Ketiga, Prabowo pasang calon lain. Dengan mencalonkan orang lain, kharisma dan ketokohan Prabowo sebagai negarawan dan bapak bangsa terpelihara. Mirip SBY. Berada di belakang layar, tapi punya pengaruh dan disegani. Menang, nama Prabowo semakin besar dan berkibar. Kalah, tak akan terjatuh. Yang penting pandai membawa diri. Gerindra terselamatkan. Sebab ketokohan Prabowo terjaga dan aman.
Layaknya SBY, kalahnya AHY di pilgub DKI tak banyak berpengaruh buat presiden keenam dan partai Demokrat.
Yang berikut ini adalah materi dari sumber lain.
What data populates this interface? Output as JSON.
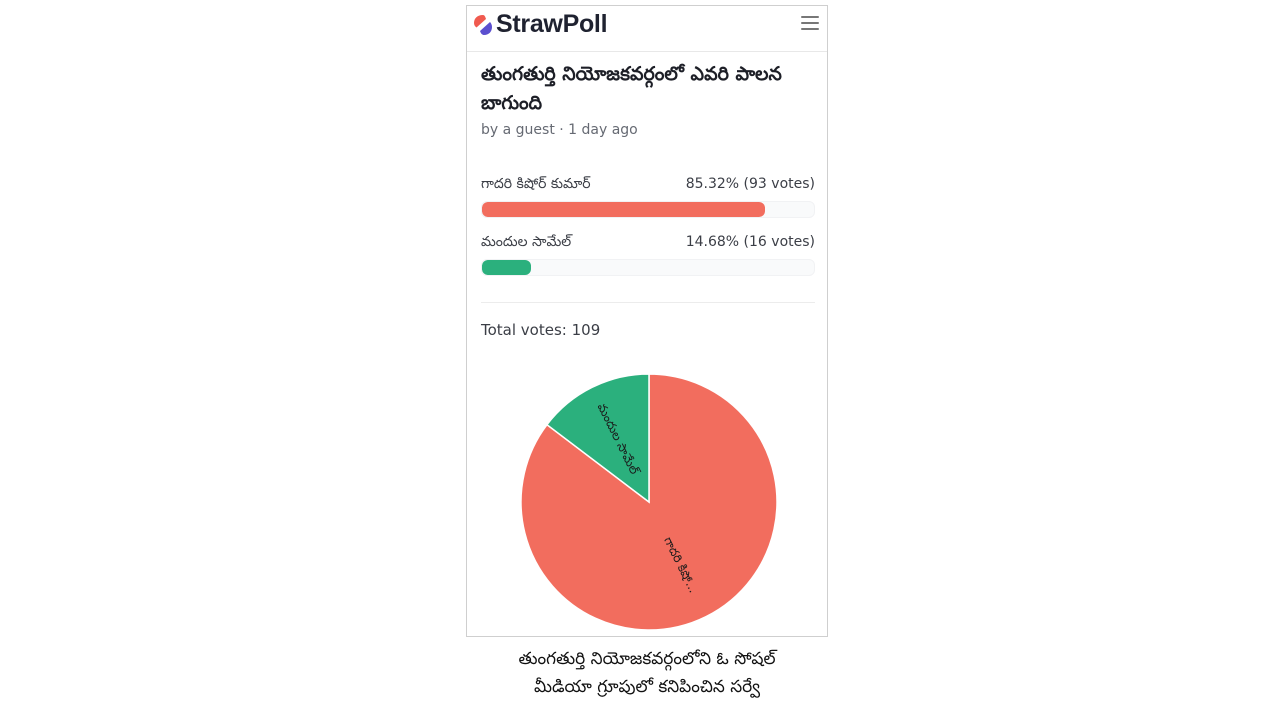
{
  "app": {
    "logo_text": "StrawPoll",
    "brand_colors": {
      "logo_red": "#f05a4f",
      "logo_purple": "#5b4fcf"
    },
    "menu_icon": "hamburger-menu-icon"
  },
  "poll": {
    "title": "తుంగతుర్తి నియోజకవర్గంలో ఎవరి పాలన బాగుంది",
    "meta": "by a guest · 1 day ago",
    "total_votes_text": "Total votes: 109",
    "options": [
      {
        "label": "గాదరి కిషోర్ కుమార్",
        "stats": "85.32% (93 votes)",
        "percent": 85.32,
        "color": "#f26d5e"
      },
      {
        "label": "మందుల సామేల్",
        "stats": "14.68% (16 votes)",
        "percent": 14.68,
        "color": "#2bb07d"
      }
    ]
  },
  "chart_data": {
    "type": "pie",
    "categories": [
      "గాదరి కిషోర్ కుమార్",
      "మందుల సామేల్"
    ],
    "values": [
      93,
      16
    ],
    "slice_labels": [
      "గాదరి కిషో...",
      "మందుల సామేల్"
    ],
    "colors": [
      "#f26d5e",
      "#2bb07d"
    ]
  },
  "caption": {
    "line1": "తుంగతుర్తి నియోజకవర్గంలోని ఓ సోషల్",
    "line2": "మీడియా గ్రూపులో కనిపించిన సర్వే"
  }
}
Tapi jika menang, nama SBY dan Demokrat berpotensi gemilang.
Lalu, siapa yang tepat dimainkan Prabowo di pilpres 2019? Ada sejumlah nama. Diantaranya Anies Rasyid Baswedan, Gatot Nurmantyo, Ahmad Haryawan dan Tuan Guru Bajang. Dari nama-nama itu, sejumlah lembaga survey seperti CSIS, LSI, dan Indo Barometer merekomendasikan Anies Rasyid Baswedan. Potensinya besar, karena ada panggung dan punya banyak momentum. Posisinya sebagai gubernur DKI selalu “ON” untuk nge-“brand”.
Jika Anies yang diajukan Prabowo, maka Gerindra diuntungkan: pertama, dapat gubernur DKI. Karena sandiaga Uno adalah kader Gerindra. Bisa dipersiapkan jadi calon presiden masa depan. Menjadi gubernur DKI bisa jadi media untuk magang. Kedua, jika Anies menang, maka presiden juga punya Gerindra. Presiden dan gubernur DKI orangnya Gerindra. Layaknya Spanyol yang memenangi Piala Dunia dan Eropa di olahraga sepakbola, Gerindra, Partai asuhan Prabowo Subianto ini akan menguasai DKI dan Indonesia. Posisinya semakin kokoh. Gerindra berpeluang menjadi partai terbesar di negeri ini.
Membaca tiga alternatif di atas, secara politik, pilihan ketiga paling rasional. Plus minusnya dihitung berdasarkan pertama, hasil survey. Kedua, potensi dan peluang kemenangan. Ketiga, positif-negatifnya bagi masa depan Gerindra.
Apapun keputusan dan pilihan Prabowo di pilpres 2019 akan berdampak besar terhadap nasib partai berlambang burung garuda ini di masa depan.